El siguiente texto, escrito por el primer traductor del Ulises, José Salas Subirat, no fue reproducido en ediciones posteriores. Sin embargo es una pieza fundamental para comprender el rol del traductor en el Ulises, con todos los desafíos que plantea.

Ulises, de James Joyce, fue publicado en París en 1922. Fue vertido a varios idiomas, y ha de resultar raro que sólo veintitrés años después (primera edición castellana: 1945) apareciera su versión completa al español. ¿Qué explica tal demora? ¿Carecía de interés para nosotros una obra que ha tenido tanta resonancia en el mundo literario? ¿Existen dificultades insalvables que se opusieron a ese trasiego? Parece difícil que pueda darse una respuesta adecuada a tales preguntas. James Joyce se asemeja a Cervantes, Shakespeare, Dante y Rabelais, en el hecho de ser los autores que revelan mayor desproporción entre lo que se los comenta y lo que se los lee. Es ya un clásico y, como todos ellos, goza de esa imponencia que amilana a los que se les acercan con ligereza. La dificultad para la lectura de Ulises en su original explica la tardanza en traducirlo. Una obra difícil de entender en inglés tenía forzosamente que desanimar a los traductores.

Pero traducir es el modo más atento de leer, y el deseo de leer atentamente es responsable de la presente versión.
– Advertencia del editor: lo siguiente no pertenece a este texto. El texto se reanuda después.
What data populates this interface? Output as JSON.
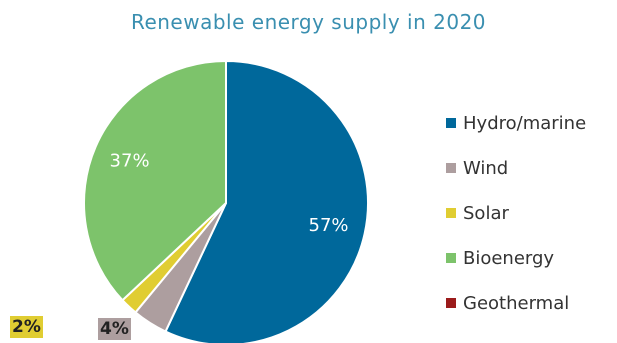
{
  "chart_data": {
    "type": "pie",
    "title": "Renewable energy supply in 2020",
    "slices": [
      {
        "name": "Hydro/marine",
        "value": 57,
        "label": "57%",
        "color": "#00689b"
      },
      {
        "name": "Wind",
        "value": 4,
        "label": "4%",
        "color": "#ad9e9f"
      },
      {
        "name": "Solar",
        "value": 2,
        "label": "2%",
        "color": "#e0cd32"
      },
      {
        "name": "Bioenergy",
        "value": 37,
        "label": "37%",
        "color": "#7dc36b"
      },
      {
        "name": "Geothermal",
        "value": 0,
        "label": "",
        "color": "#9b1b1b"
      }
    ],
    "legend_position": "right"
  }
}
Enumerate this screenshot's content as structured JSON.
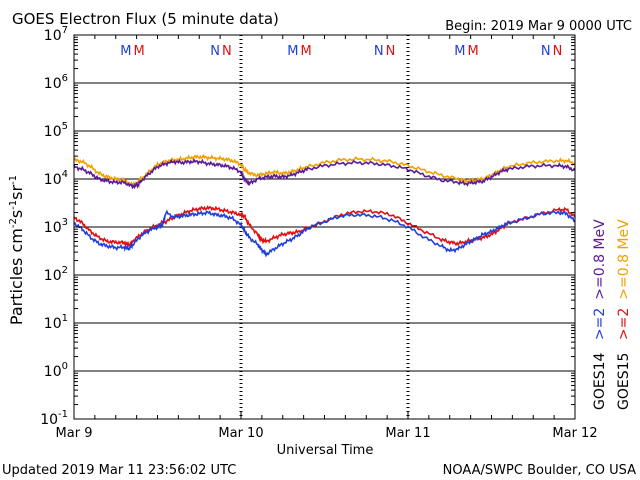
{
  "header": {
    "title": "GOES Electron Flux (5 minute data)",
    "begin": "Begin: 2019 Mar 9 0000 UTC"
  },
  "footer": {
    "updated": "Updated 2019 Mar 11 23:56:02 UTC",
    "credit": "NOAA/SWPC Boulder, CO USA"
  },
  "colors": {
    "goes14_ge2": "#1f3fdc",
    "goes15_ge2": "#e01010",
    "goes14_ge08": "#5b1a9a",
    "goes15_ge08": "#f0a000",
    "marker_M_first": "#1f3fdc",
    "marker_M_second": "#e01010",
    "marker_N_first": "#1f3fdc",
    "marker_N_second": "#e01010"
  },
  "chart_data": {
    "type": "line",
    "title": "GOES Electron Flux (5 minute data)",
    "xlabel": "Universal Time",
    "ylabel_parts": {
      "base": "Particles cm",
      "e1": "-2",
      "s": "s",
      "e2": "-1",
      "sr": "sr",
      "e3": "-1"
    },
    "x_range_days": [
      0,
      3
    ],
    "x_ticks": [
      {
        "day": 0,
        "label": "Mar 9"
      },
      {
        "day": 1,
        "label": "Mar 10"
      },
      {
        "day": 2,
        "label": "Mar 11"
      },
      {
        "day": 3,
        "label": "Mar 12"
      }
    ],
    "y_scale": "log",
    "y_range_log10": [
      -1,
      7
    ],
    "y_ticks": [
      {
        "base": "10",
        "exp": "7",
        "log": 7
      },
      {
        "base": "10",
        "exp": "6",
        "log": 6
      },
      {
        "base": "10",
        "exp": "5",
        "log": 5
      },
      {
        "base": "10",
        "exp": "4",
        "log": 4
      },
      {
        "base": "10",
        "exp": "3",
        "log": 3
      },
      {
        "base": "10",
        "exp": "2",
        "log": 2
      },
      {
        "base": "10",
        "exp": "1",
        "log": 1
      },
      {
        "base": "10",
        "exp": "0",
        "log": 0
      },
      {
        "base": "10",
        "exp": "-1",
        "log": -1
      }
    ],
    "threshold_log10": 3,
    "midnight_separators_days": [
      1,
      2
    ],
    "markers": [
      {
        "day": 0.35,
        "letters": [
          {
            "t": "M",
            "c": "marker_M_first"
          },
          {
            "t": "M",
            "c": "marker_M_second"
          }
        ]
      },
      {
        "day": 0.88,
        "letters": [
          {
            "t": "N",
            "c": "marker_N_first"
          },
          {
            "t": "N",
            "c": "marker_N_second"
          }
        ]
      },
      {
        "day": 1.35,
        "letters": [
          {
            "t": "M",
            "c": "marker_M_first"
          },
          {
            "t": "M",
            "c": "marker_M_second"
          }
        ]
      },
      {
        "day": 1.86,
        "letters": [
          {
            "t": "N",
            "c": "marker_N_first"
          },
          {
            "t": "N",
            "c": "marker_N_second"
          }
        ]
      },
      {
        "day": 2.35,
        "letters": [
          {
            "t": "M",
            "c": "marker_M_first"
          },
          {
            "t": "M",
            "c": "marker_M_second"
          }
        ]
      },
      {
        "day": 2.86,
        "letters": [
          {
            "t": "N",
            "c": "marker_N_first"
          },
          {
            "t": "N",
            "c": "marker_N_second"
          }
        ]
      }
    ],
    "legend_left": [
      {
        "text": ">=2",
        "color": "goes14_ge2"
      },
      {
        "text": ">=0.8 MeV",
        "color": "goes14_ge08"
      },
      {
        "text": "GOES14",
        "color": ""
      }
    ],
    "legend_right": [
      {
        "text": ">=2",
        "color": "goes15_ge2"
      },
      {
        "text": ">=0.8 MeV",
        "color": "goes15_ge08"
      },
      {
        "text": "GOES15",
        "color": ""
      }
    ],
    "series": [
      {
        "name": "GOES15 >=0.8 MeV",
        "color": "goes15_ge08",
        "x": [
          0,
          0.05,
          0.1,
          0.15,
          0.2,
          0.25,
          0.3,
          0.35,
          0.38,
          0.4,
          0.45,
          0.5,
          0.55,
          0.6,
          0.65,
          0.7,
          0.75,
          0.8,
          0.85,
          0.9,
          0.95,
          1.0,
          1.02,
          1.05,
          1.1,
          1.15,
          1.2,
          1.25,
          1.3,
          1.35,
          1.4,
          1.5,
          1.6,
          1.7,
          1.8,
          1.9,
          2.0,
          2.1,
          2.2,
          2.3,
          2.35,
          2.4,
          2.45,
          2.5,
          2.55,
          2.6,
          2.7,
          2.8,
          2.9,
          2.95,
          3.0
        ],
        "y": [
          25000,
          23000,
          18000,
          13000,
          11000,
          10000,
          9500,
          7500,
          8000,
          10000,
          14000,
          20000,
          23000,
          25000,
          26000,
          28000,
          29000,
          28000,
          27000,
          26000,
          24000,
          20000,
          16000,
          13000,
          12000,
          13000,
          14000,
          13000,
          14000,
          16000,
          18000,
          22000,
          25000,
          26000,
          25000,
          23000,
          19000,
          15000,
          12000,
          10000,
          9000,
          9500,
          10000,
          12000,
          15000,
          18000,
          21000,
          23000,
          24000,
          24000,
          21000
        ]
      },
      {
        "name": "GOES14 >=0.8 MeV",
        "color": "goes14_ge08",
        "x": [
          0,
          0.05,
          0.1,
          0.15,
          0.2,
          0.25,
          0.3,
          0.35,
          0.38,
          0.4,
          0.45,
          0.5,
          0.55,
          0.6,
          0.65,
          0.7,
          0.75,
          0.8,
          0.85,
          0.9,
          0.95,
          1.0,
          1.02,
          1.05,
          1.1,
          1.15,
          1.2,
          1.25,
          1.3,
          1.35,
          1.4,
          1.5,
          1.6,
          1.7,
          1.8,
          1.9,
          2.0,
          2.1,
          2.2,
          2.3,
          2.35,
          2.4,
          2.45,
          2.5,
          2.55,
          2.6,
          2.7,
          2.8,
          2.9,
          2.95,
          3.0
        ],
        "y": [
          18000,
          16000,
          13000,
          10000,
          9000,
          8500,
          8500,
          7000,
          7500,
          9000,
          13000,
          18000,
          21000,
          23000,
          22000,
          23000,
          23000,
          21000,
          20000,
          19000,
          17000,
          14000,
          10000,
          8000,
          10000,
          11000,
          11500,
          11000,
          12000,
          14000,
          16000,
          19000,
          21000,
          22000,
          21000,
          19000,
          16000,
          12000,
          9500,
          8500,
          8000,
          8500,
          9000,
          11000,
          14000,
          16000,
          18000,
          19000,
          19000,
          18000,
          15000
        ]
      },
      {
        "name": "GOES15 >=2 MeV",
        "color": "goes15_ge2",
        "x": [
          0,
          0.05,
          0.1,
          0.15,
          0.2,
          0.25,
          0.3,
          0.33,
          0.35,
          0.4,
          0.45,
          0.5,
          0.55,
          0.6,
          0.65,
          0.7,
          0.75,
          0.8,
          0.85,
          0.9,
          0.95,
          1.0,
          1.02,
          1.05,
          1.1,
          1.12,
          1.15,
          1.2,
          1.25,
          1.3,
          1.35,
          1.4,
          1.5,
          1.6,
          1.7,
          1.8,
          1.9,
          2.0,
          2.1,
          2.2,
          2.25,
          2.3,
          2.35,
          2.4,
          2.45,
          2.5,
          2.55,
          2.6,
          2.7,
          2.8,
          2.9,
          2.95,
          3.0
        ],
        "y": [
          1600,
          1200,
          800,
          600,
          500,
          480,
          470,
          420,
          500,
          700,
          900,
          1100,
          1300,
          1600,
          1900,
          2200,
          2400,
          2500,
          2400,
          2200,
          2000,
          1800,
          1700,
          1100,
          700,
          550,
          500,
          600,
          700,
          750,
          800,
          950,
          1300,
          1800,
          2100,
          2100,
          1800,
          1200,
          800,
          550,
          480,
          450,
          500,
          550,
          600,
          700,
          900,
          1200,
          1500,
          1900,
          2300,
          2300,
          1600
        ]
      },
      {
        "name": "GOES14 >=2 MeV",
        "color": "goes14_ge2",
        "x": [
          0,
          0.05,
          0.1,
          0.15,
          0.2,
          0.25,
          0.3,
          0.33,
          0.35,
          0.4,
          0.45,
          0.5,
          0.53,
          0.55,
          0.6,
          0.65,
          0.7,
          0.75,
          0.8,
          0.85,
          0.9,
          0.95,
          1.0,
          1.02,
          1.05,
          1.1,
          1.12,
          1.15,
          1.2,
          1.25,
          1.3,
          1.35,
          1.4,
          1.5,
          1.6,
          1.7,
          1.8,
          1.9,
          2.0,
          2.1,
          2.2,
          2.25,
          2.3,
          2.35,
          2.4,
          2.45,
          2.5,
          2.55,
          2.6,
          2.7,
          2.8,
          2.9,
          2.95,
          3.0
        ],
        "y": [
          1200,
          900,
          600,
          450,
          400,
          370,
          380,
          350,
          420,
          650,
          850,
          1000,
          1100,
          2000,
          1600,
          1700,
          1800,
          1900,
          2000,
          1800,
          1700,
          1500,
          1100,
          850,
          600,
          430,
          350,
          270,
          350,
          450,
          550,
          700,
          950,
          1300,
          1700,
          1800,
          1700,
          1400,
          1000,
          600,
          400,
          320,
          350,
          450,
          550,
          700,
          800,
          1000,
          1200,
          1500,
          1900,
          2000,
          1900,
          1300
        ]
      }
    ]
  }
}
Decíamos en la nota a la primera edición castellana – cuyo contenido esencial repetimos ahora – que, leído con atención, Ulises no presenta serias dificultades para traducirlo. La diferencia conocida entre la escritura de ambos idiomas está presente en toda traducción del inglés al castellano. Este inconveniente se encuentra en cualquier texto. Que respecto al Ulises se multiplique, no quiere decir que se trate de una dificultad privativa de esta obra.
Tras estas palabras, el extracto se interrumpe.